Journalists urged to be responsible
Christopher Serju, Gleaner Writer
Richard Thompson, acting director general of the Office of Disaster Preparedness and Emergency Management, has appealed to journalists and other communications experts to be responsible in their coverage and reportage of chikungunya-related issues.
"You have heard some of the myths around chikungunya … so it is essential in disaster management to look at crisis communication, and crisis communication is giving timely and accurate information but not panicking the public, and that is very critical," he told Thursday's weekly meeting of the Rotary Club of Kingston at the Liguanea Club, New Kingston. "If people are operating on myths, then they will activate their own personal responses in order to make themselves better."
Describing the chikungunya situation as a pandemic, Thompson said a key aspect of preparing for disasters and coping with any kind of emergency has to be the availability of sound information, which can properly inform public awareness and action.
"The lucky thing for us is that the situation that we are dealing with is not one in which you find that people have died, but in terms of disaster emergency, proper information and timely information will save lives, so that is critical," he stressed.

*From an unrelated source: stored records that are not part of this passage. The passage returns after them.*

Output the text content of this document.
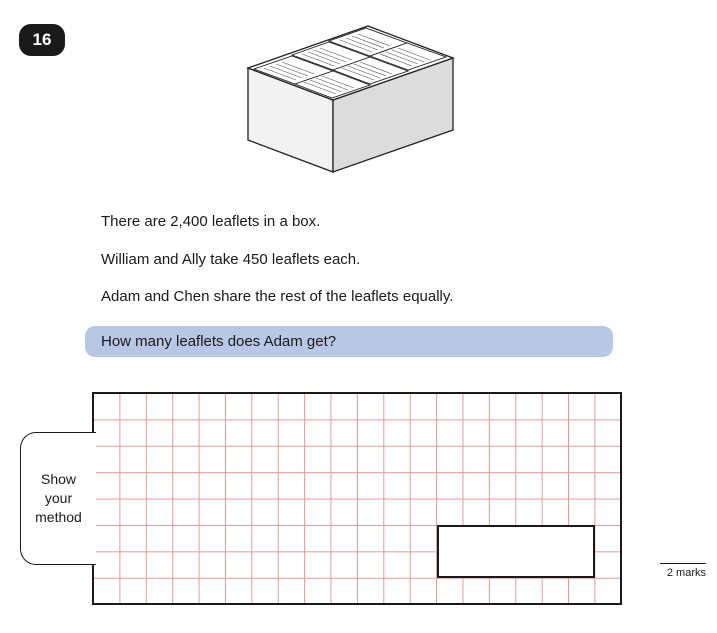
16
There are 2,400 leaflets in a box.
William and Ally take 450 leaflets each.
Adam and Chen share the rest of the leaflets equally.
How many leaflets does Adam get?
Show
your
method
2 marks
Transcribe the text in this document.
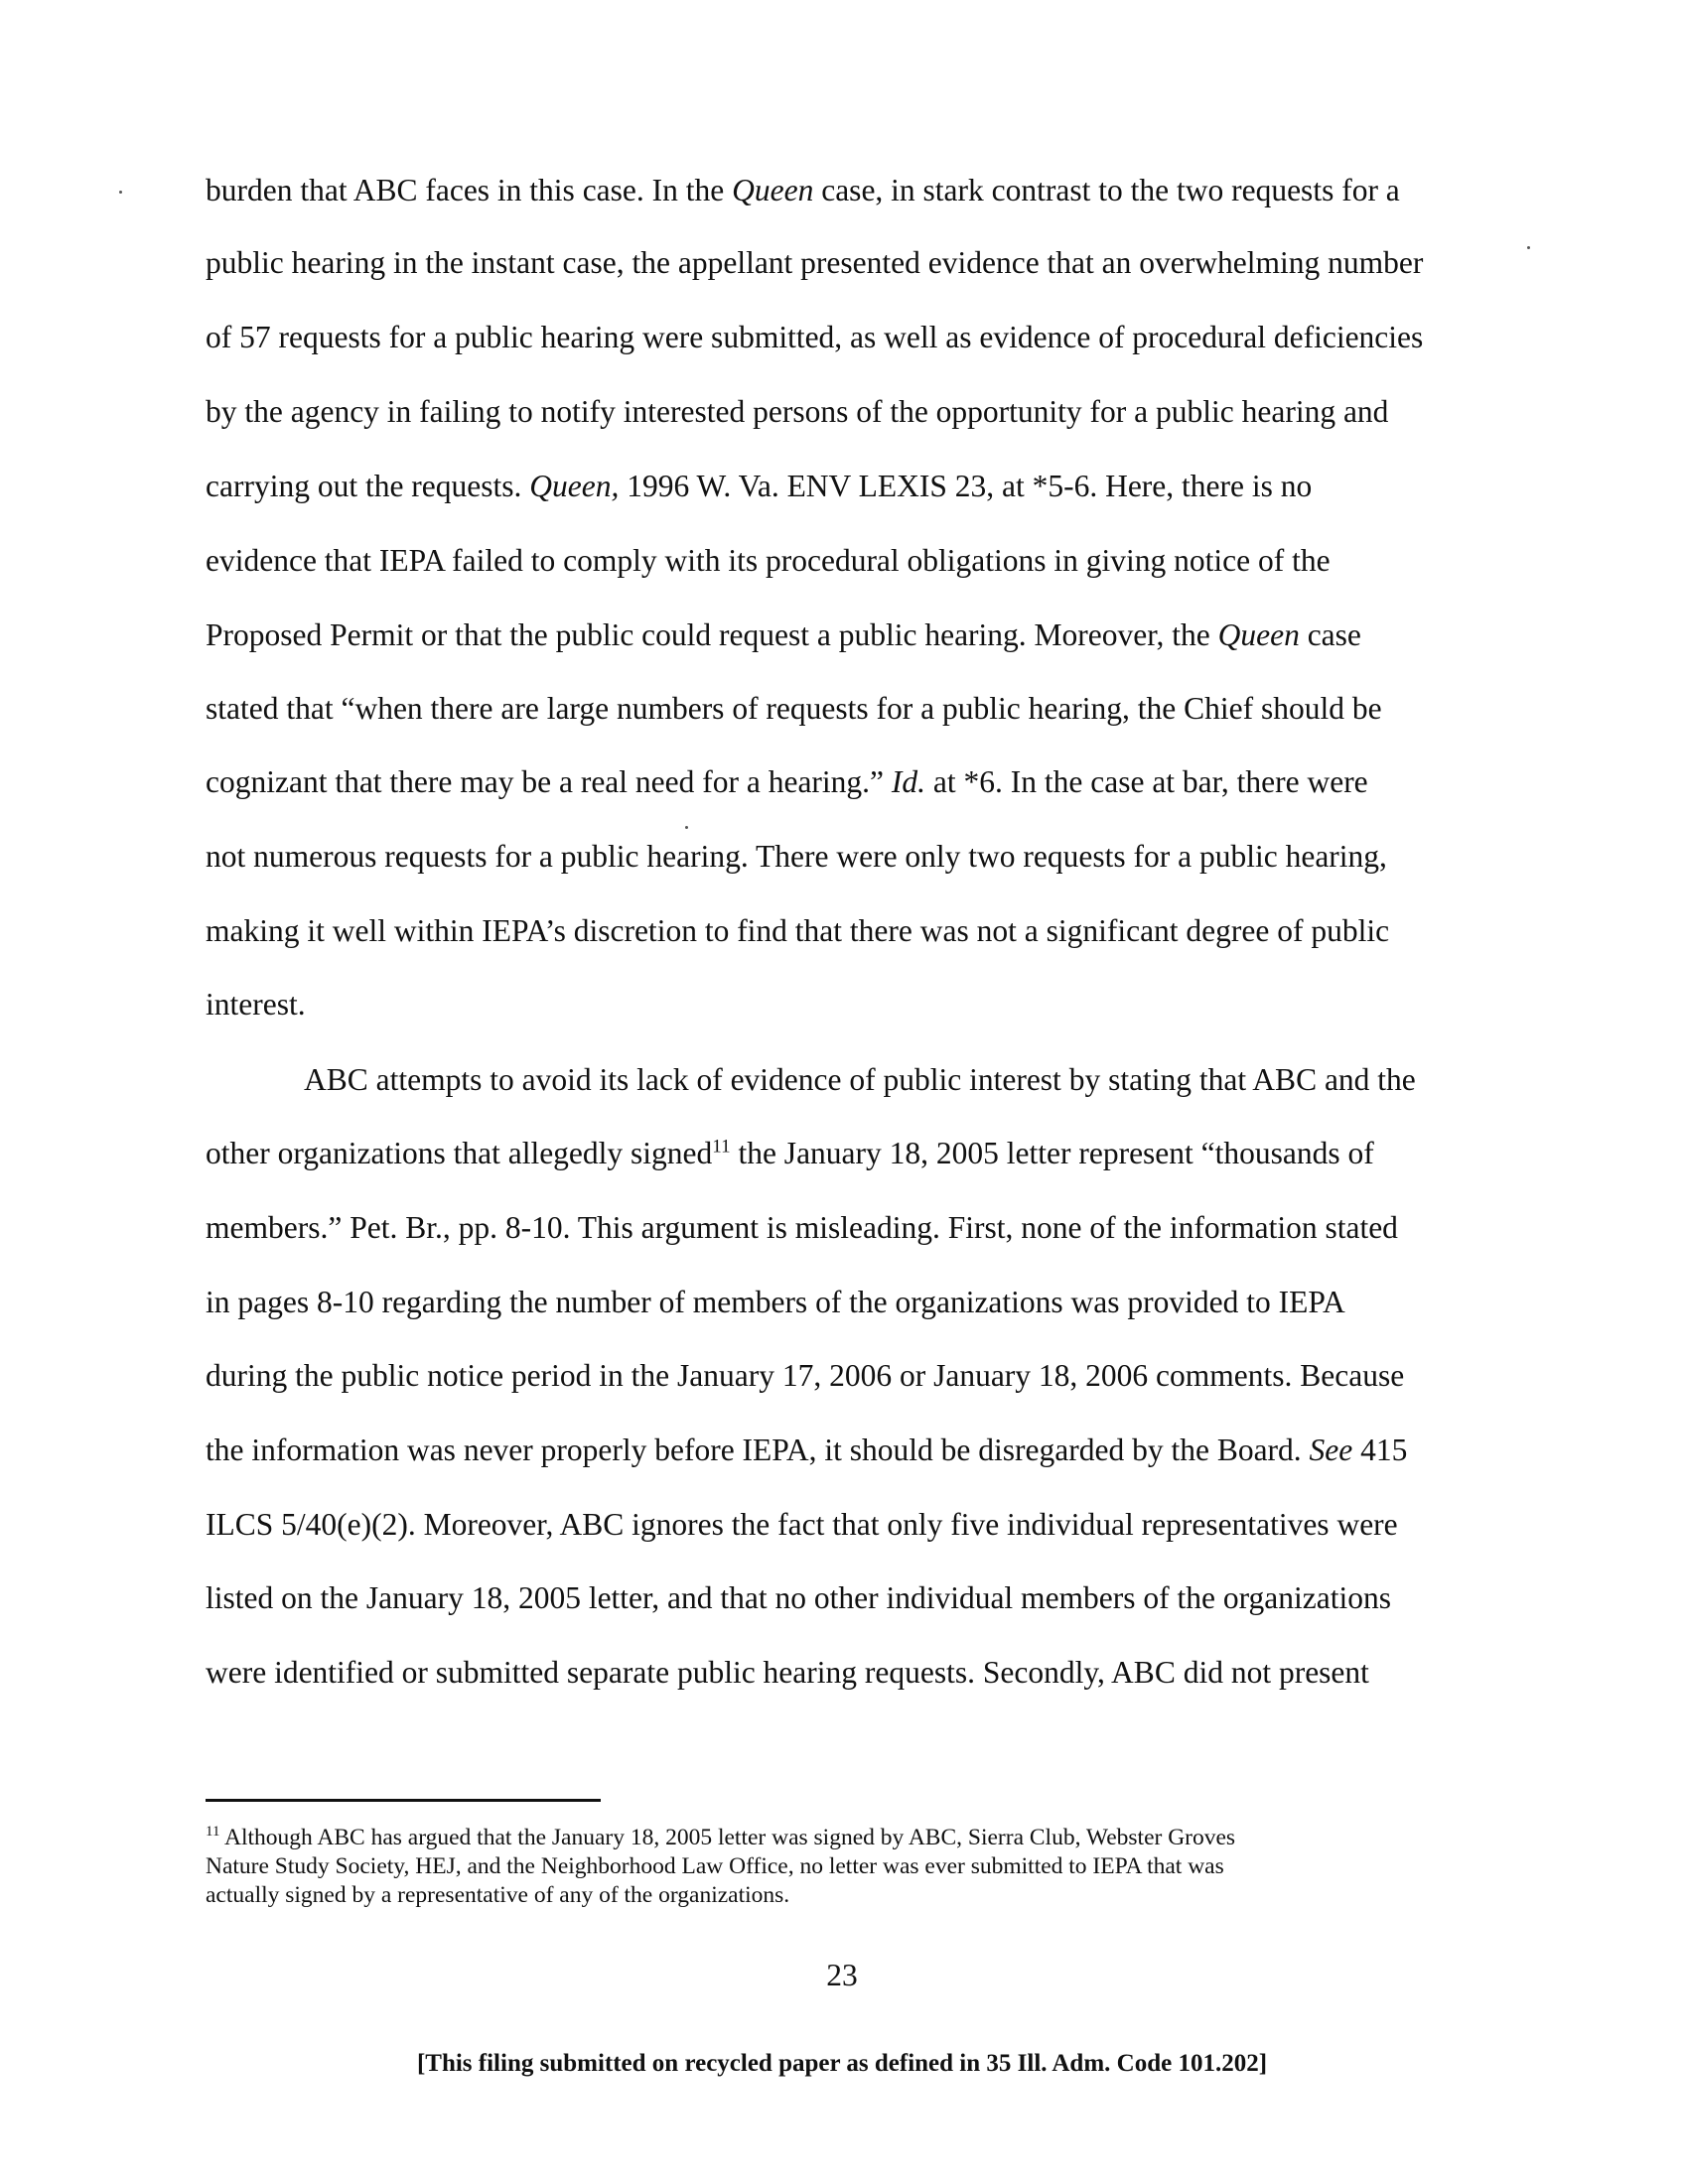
burden that ABC faces in this case. In the Queen case, in stark contrast to the two requests for a
public hearing in the instant case, the appellant presented evidence that an overwhelming number
of 57 requests for a public hearing were submitted, as well as evidence of procedural deficiencies
by the agency in failing to notify interested persons of the opportunity for a public hearing and
carrying out the requests. Queen, 1996 W. Va. ENV LEXIS 23, at *5-6. Here, there is no
evidence that IEPA failed to comply with its procedural obligations in giving notice of the
Proposed Permit or that the public could request a public hearing. Moreover, the Queen case
stated that “when there are large numbers of requests for a public hearing, the Chief should be
cognizant that there may be a real need for a hearing.” Id. at *6. In the case at bar, there were
not numerous requests for a public hearing. There were only two requests for a public hearing,
making it well within IEPA’s discretion to find that there was not a significant degree of public
interest.
ABC attempts to avoid its lack of evidence of public interest by stating that ABC and the
other organizations that allegedly signed$^{11}$ the January 18, 2005 letter represent “thousands of
members.” Pet. Br., pp. 8-10. This argument is misleading. First, none of the information stated
in pages 8-10 regarding the number of members of the organizations was provided to IEPA
during the public notice period in the January 17, 2006 or January 18, 2006 comments. Because
the information was never properly before IEPA, it should be disregarded by the Board. See 415
ILCS 5/40(e)(2). Moreover, ABC ignores the fact that only five individual representatives were
listed on the January 18, 2005 letter, and that no other individual members of the organizations
were identified or submitted separate public hearing requests. Secondly, ABC did not present
$^{11}$ Although ABC has argued that the January 18, 2005 letter was signed by ABC, Sierra Club, Webster Groves
Nature Study Society, HEJ, and the Neighborhood Law Office, no letter was ever submitted to IEPA that was
actually signed by a representative of any of the organizations.
23
[This filing submitted on recycled paper as defined in 35 Ill. Adm. Code 101.202]
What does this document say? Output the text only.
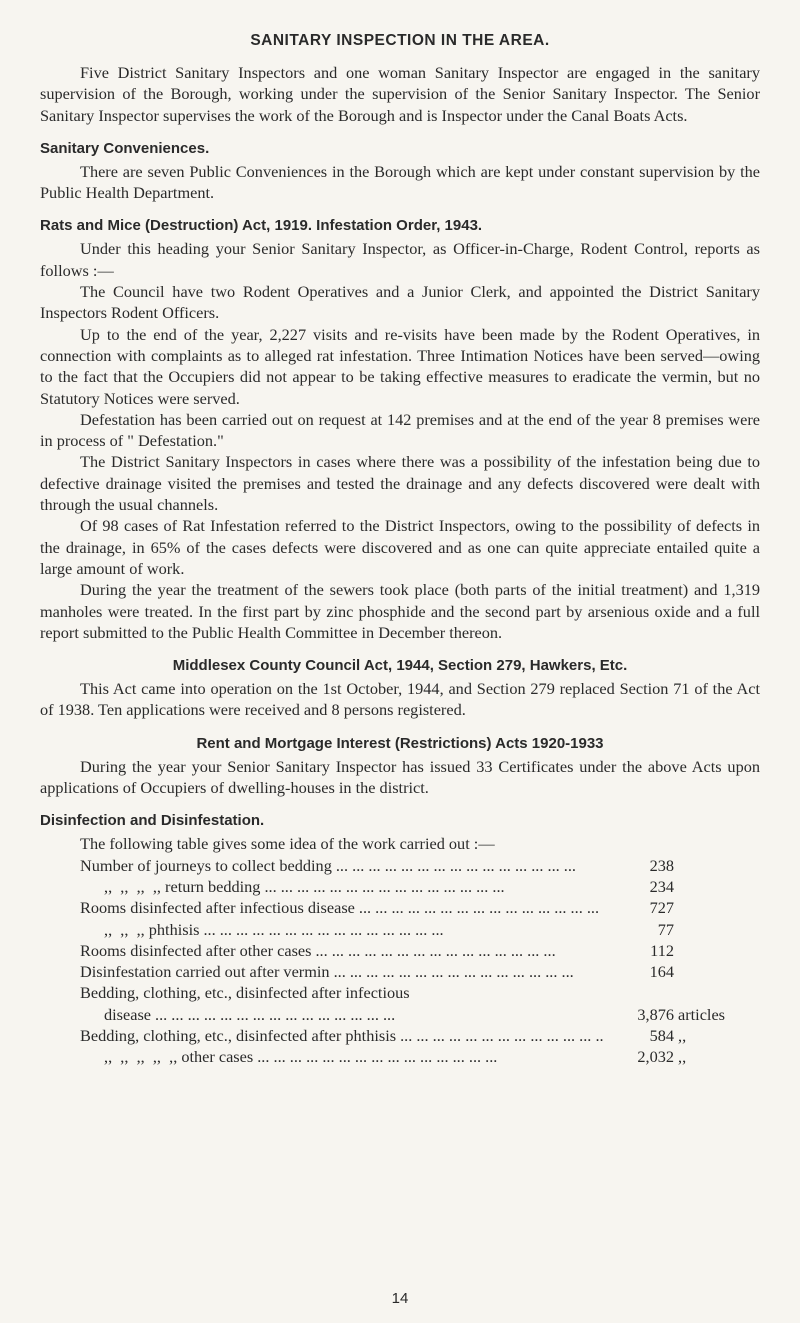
SANITARY INSPECTION IN THE AREA.

Five District Sanitary Inspectors and one woman Sanitary Inspector are engaged in the sanitary supervision of the Borough, working under the supervision of the Senior Sanitary Inspector. The Senior Sanitary Inspector supervises the work of the Borough and is Inspector under the Canal Boats Acts.

Sanitary Conveniences.

There are seven Public Conveniences in the Borough which are kept under constant supervision by the Public Health Department.

Rats and Mice (Destruction) Act, 1919. Infestation Order, 1943.

Under this heading your Senior Sanitary Inspector, as Officer-in-Charge, Rodent Control, reports as follows :—

The Council have two Rodent Operatives and a Junior Clerk, and appointed the District Sanitary Inspectors Rodent Officers.

Up to the end of the year, 2,227 visits and re-visits have been made by the Rodent Operatives, in connection with complaints as to alleged rat infestation. Three Intimation Notices have been served—owing to the fact that the Occupiers did not appear to be taking effective measures to eradicate the vermin, but no Statutory Notices were served.

Defestation has been carried out on request at 142 premises and at the end of the year 8 premises were in process of " Defestation."

The District Sanitary Inspectors in cases where there was a possibility of the infestation being due to defective drainage visited the premises and tested the drainage and any defects discovered were dealt with through the usual channels.

Of 98 cases of Rat Infestation referred to the District Inspectors, owing to the possibility of defects in the drainage, in 65% of the cases defects were discovered and as one can quite appreciate entailed quite a large amount of work.

During the year the treatment of the sewers took place (both parts of the initial treatment) and 1,319 manholes were treated. In the first part by zinc phosphide and the second part by arsenious oxide and a full report submitted to the Public Health Committee in December thereon.

Middlesex County Council Act, 1944, Section 279, Hawkers, Etc.

This Act came into operation on the 1st October, 1944, and Section 279 replaced Section 71 of the Act of 1938. Ten applications were received and 8 persons registered.

Rent and Mortgage Interest (Restrictions) Acts 1920-1933

During the year your Senior Sanitary Inspector has issued 33 Certificates under the above Acts upon applications of Occupiers of dwelling-houses in the district.

Disinfection and Disinfestation.

The following table gives some idea of the work carried out :—

Number of journeys to collect bedding ... .	238
,,  ,,  ,,  ,, return bedding ... .	234
Rooms disinfected after infectious disease ... .	727
,,  ,,  ,, phthisis ... .	77
Rooms disinfected after other cases ... .	112
Disinfestation carried out after vermin ... .	164
Bedding, clothing, etc., disinfected after infectious
disease ... .	3,876 articles
Bedding, clothing, etc., disinfected after phthisis ... .	584 ,,
,,  ,,  ,,  ,,  ,, other cases ... .	2,032 ,,
14
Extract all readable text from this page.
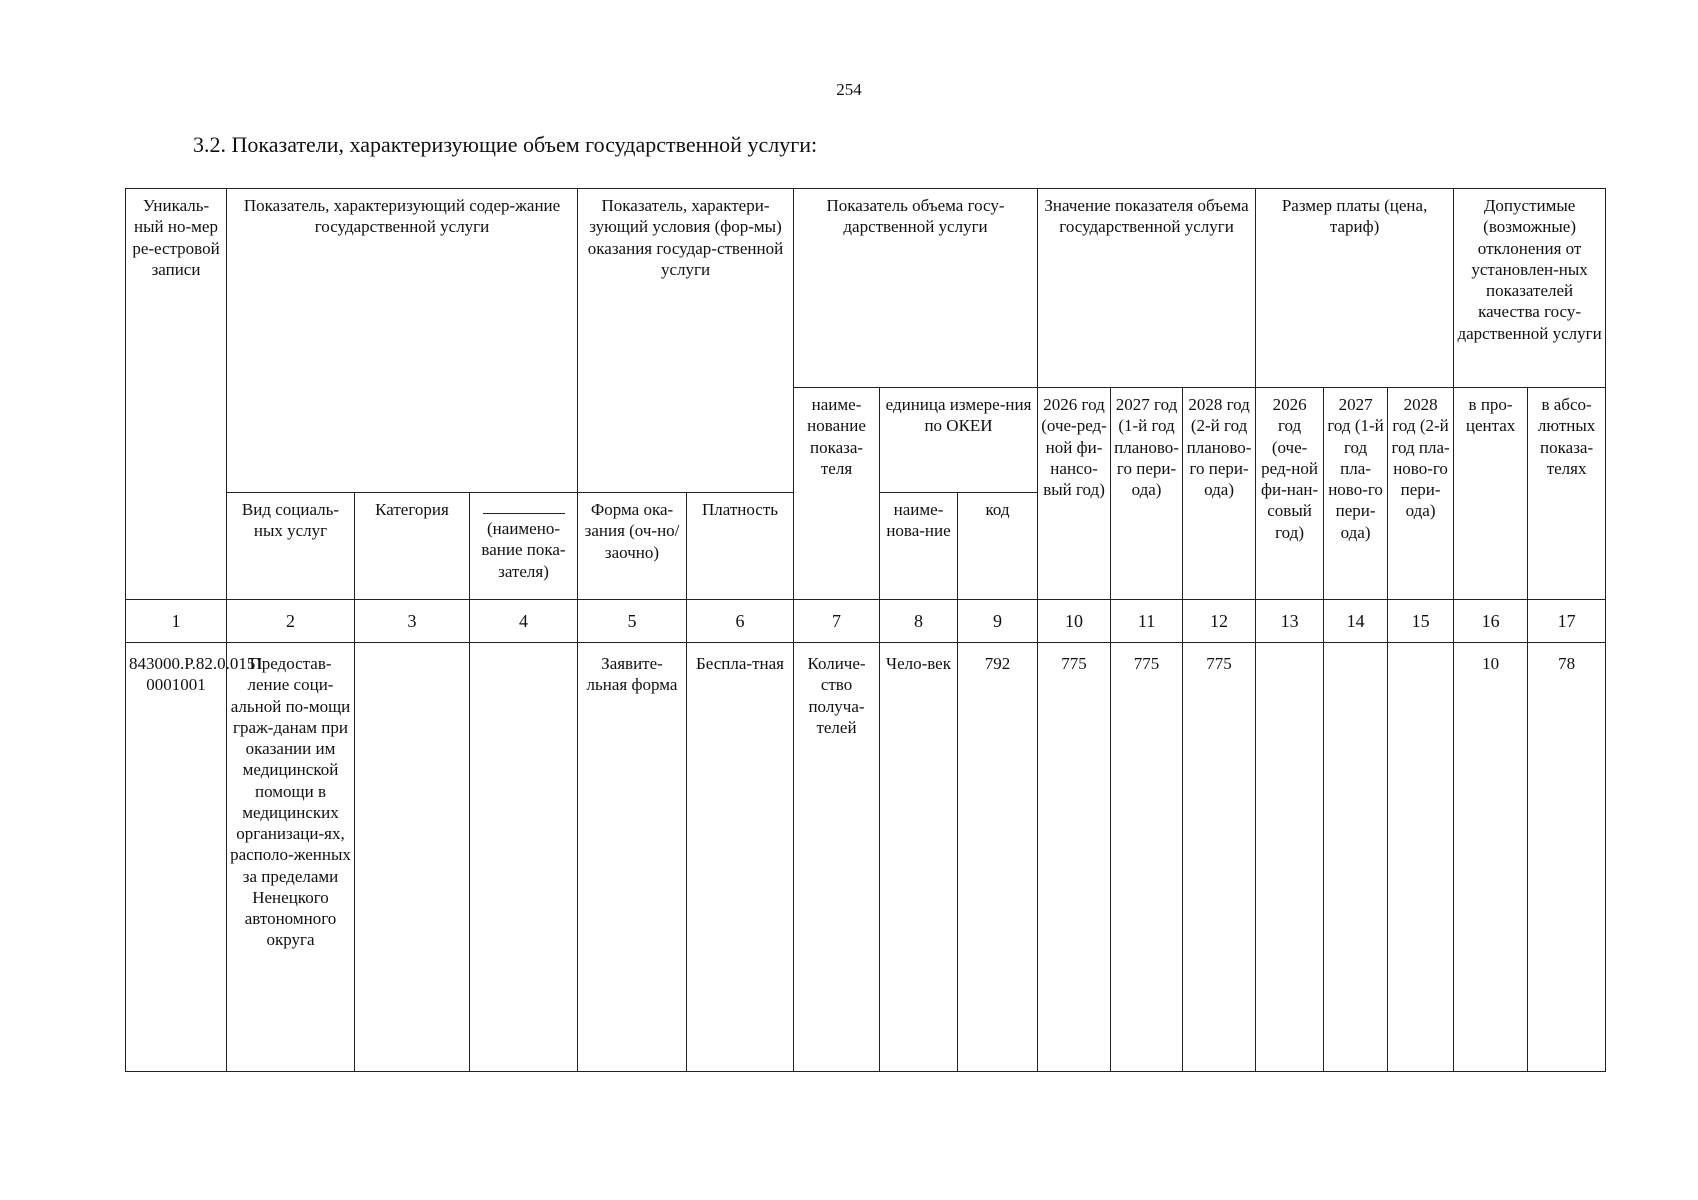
254
3.2. Показатели, характеризующие объем государственной услуги:
Уникаль-ный но-мер ре-естровой записи	Показатель, характеризующий содер-жание государственной услуги			Показатель, характери-зующий условия (фор-мы) оказания государ-ственной услуги		Показатель объема госу-дарственной услуги			Значение показателя объема государственной услуги			Размер платы (цена, тариф)			Допустимые (возможные) отклонения от установлен-ных показателей качества госу-дарственной услуги	
						наиме-нование показа-теля	единица измере-ния по ОКЕИ		2026 год (оче-ред-ной фи-нансо-вый год)	2027 год (1-й год планово-го пери-ода)	2028 год (2-й год планово-го пери-ода)	2026 год (оче-ред-ной фи-нан-совый год)	2027 год (1-й год пла-ново-го пери-ода)	2028 год (2-й год пла-ново-го пери-ода)	в про-центах	в абсо-лютных показа-телях
	Вид социаль-ных услуг	Категория	(наимено-вание пока-зателя)	Форма ока-зания (оч-но/заочно)	Платность		наиме-нова-ние	код								
1	2	3	4	5	6	7	8	9	10	11	12	13	14	15	16	17
843000.Р.82.0.0151 0001001	Предостав-ление соци-альной по-мощи граж-данам при оказании им медицинской помощи в медицинских организаци-ях, располо-женных за пределами Ненецкого автономного округа			Заявите-льная форма	Беспла-тная	Количе-ство получа-телей	Чело-век	792	775	775	775				10	78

The disaster-preparedness expert called on communicators to exhibit a high sense of accountability since misinformation can devastate the economies of small-island developing states such as Jamaica, which can ill-afford this financial fallout.
"It is essential not to do any damage, so there is a great responsibility on the part of communicators - whether those who are involved in crisis communication or those who are involved in aspects of media communications - to ensure that you cause no adverse impact on your economy," Thompson noted.